Optimal Design and Analysis of the Exponentially Weighted Moving Average Chart for Exponential Data

TL;DR

This paper optimizes the EWMA chart for detecting parameter changes in exponential data, deriving exact performance measures and demonstrating its competitiveness with established procedures.

Contribution

It provides a closed-form solution for optimal smoothing and headstart parameters of the EWMA chart in change detection scenarios.

Findings

Optimized EWMA chart performs nearly as well as Shiryaev--Roberts procedures.

Exact formulas for performance measures are derived using integral equations.

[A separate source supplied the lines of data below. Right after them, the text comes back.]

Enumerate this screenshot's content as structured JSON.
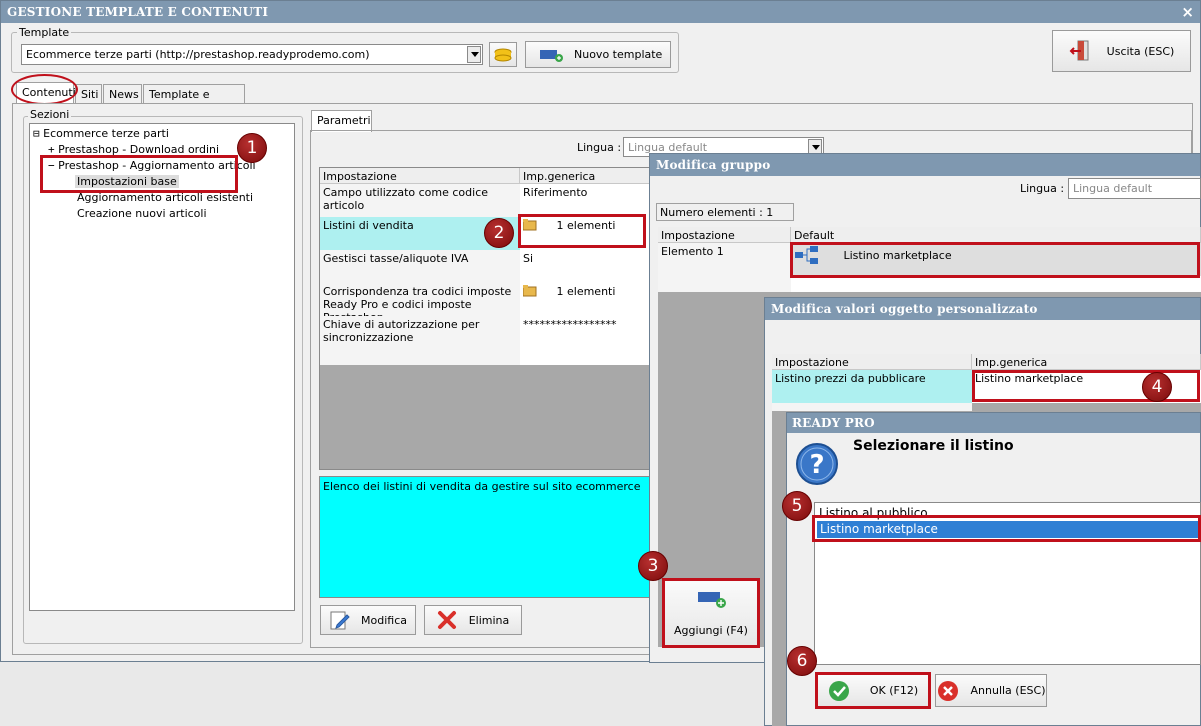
{
  "window": {
    "title": "GESTIONE TEMPLATE E CONTENUTI",
    "close_glyph": "×"
  },
  "template": {
    "group_label": "Template",
    "selected": "Ecommerce terze parti (http://prestashop.readyprodemo.com)",
    "new_button": "Nuovo template"
  },
  "exit_button": "Uscita (ESC)",
  "main_tabs": [
    "Contenuti",
    "Siti",
    "News",
    "Template e plugins"
  ],
  "sections": {
    "label": "Sezioni",
    "root": "Ecommerce terze parti",
    "items": [
      "Prestashop - Download ordini",
      "Prestashop - Aggiornamento articoli",
      "Impostazioni base",
      "Aggiornamento articoli esistenti",
      "Creazione nuovi articoli"
    ]
  },
  "params": {
    "tab": "Parametri",
    "lingua_label": "Lingua :",
    "lingua_value": "Lingua default",
    "col_setting": "Impostazione",
    "col_generic": "Imp.generica",
    "rows": [
      {
        "setting": "Campo utilizzato come codice articolo",
        "value": "Riferimento"
      },
      {
        "setting": "Listini di vendita",
        "value": "1 elementi"
      },
      {
        "setting": "Gestisci tasse/aliquote IVA",
        "value": "Si"
      },
      {
        "setting": "Corrispondenza tra codici imposte Ready Pro e codici imposte Prestashop",
        "value": "1 elementi"
      },
      {
        "setting": "Chiave di autorizzazione per sincronizzazione",
        "value": "*****************"
      }
    ],
    "description": "Elenco dei listini di vendita da gestire sul sito ecommerce",
    "modify_button": "Modifica",
    "delete_button": "Elimina"
  },
  "group_dialog": {
    "title": "Modifica gruppo",
    "lingua_label": "Lingua :",
    "lingua_value": "Lingua default",
    "count": "Numero elementi : 1",
    "col_setting": "Impostazione",
    "col_default": "Default",
    "row_setting": "Elemento 1",
    "row_value": "Listino marketplace",
    "add_button": "Aggiungi (F4)"
  },
  "custom_dialog": {
    "title": "Modifica valori oggetto personalizzato",
    "col_setting": "Impostazione",
    "col_generic": "Imp.generica",
    "row_setting": "Listino prezzi da pubblicare",
    "row_value": "Listino marketplace"
  },
  "ready_dialog": {
    "title": "READY PRO",
    "heading": "Selezionare il listino",
    "options": [
      "Listino al pubblico",
      "Listino marketplace"
    ],
    "selected_index": 1,
    "ok_button": "OK (F12)",
    "cancel_button": "Annulla (ESC)"
  },
  "badges": [
    "1",
    "2",
    "3",
    "4",
    "5",
    "6"
  ],
  "colors": {
    "highlight_red": "#c0101b",
    "selection_blue": "#2f7fd4",
    "cyan": "#00ffff",
    "light_cyan": "#aef0f0"
  }
}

Optimized parameters improve detection speed in exponential data models.

Abstract

We study optimal design of the Exponentially Weighted Moving Average (EWMA) chart by a proper choice of the smoothing factor and the initial value (headstart) of the decision statistic. The particular problem addressed is that of quickest detection of an abrupt change in the parameter of a discrete-time exponential model. Both pre- and post-change parameter values are assumed known, but the change-point is not known. For this change-point detection scenario, we examine the performance of the conventional one-sided EWMA chart with respect to two optimality criteria: Pollak's minimax criterion associated with the maximal conditional expected delay to detection and Shiryaev's multi-cyclic setup associated with the stationary expected delay to detection. Using the integral-equations approach, we derive the exact closed-form formulae for all of the required performance measures. Based on these formulae we find the optimal smoothing factor and headstart by solving the corresponding two bivariate constraint optimization problems. Finally, the performance of the optimized EWMA chart is compared against that of the Shiryaev--Roberts--$r$ procedure in the minimax setting, and against that of the original Shiryaev--Roberts procedure in the multi-cyclic setting. The main conclusion is that the EWMA chart, when fully optimized, turns out to be a very competitive procedure, with performance nearly indistinguishable from that of the known-to-be-best Shiryaev--Roberts--$r$ and Shiryaev--Roberts procedures.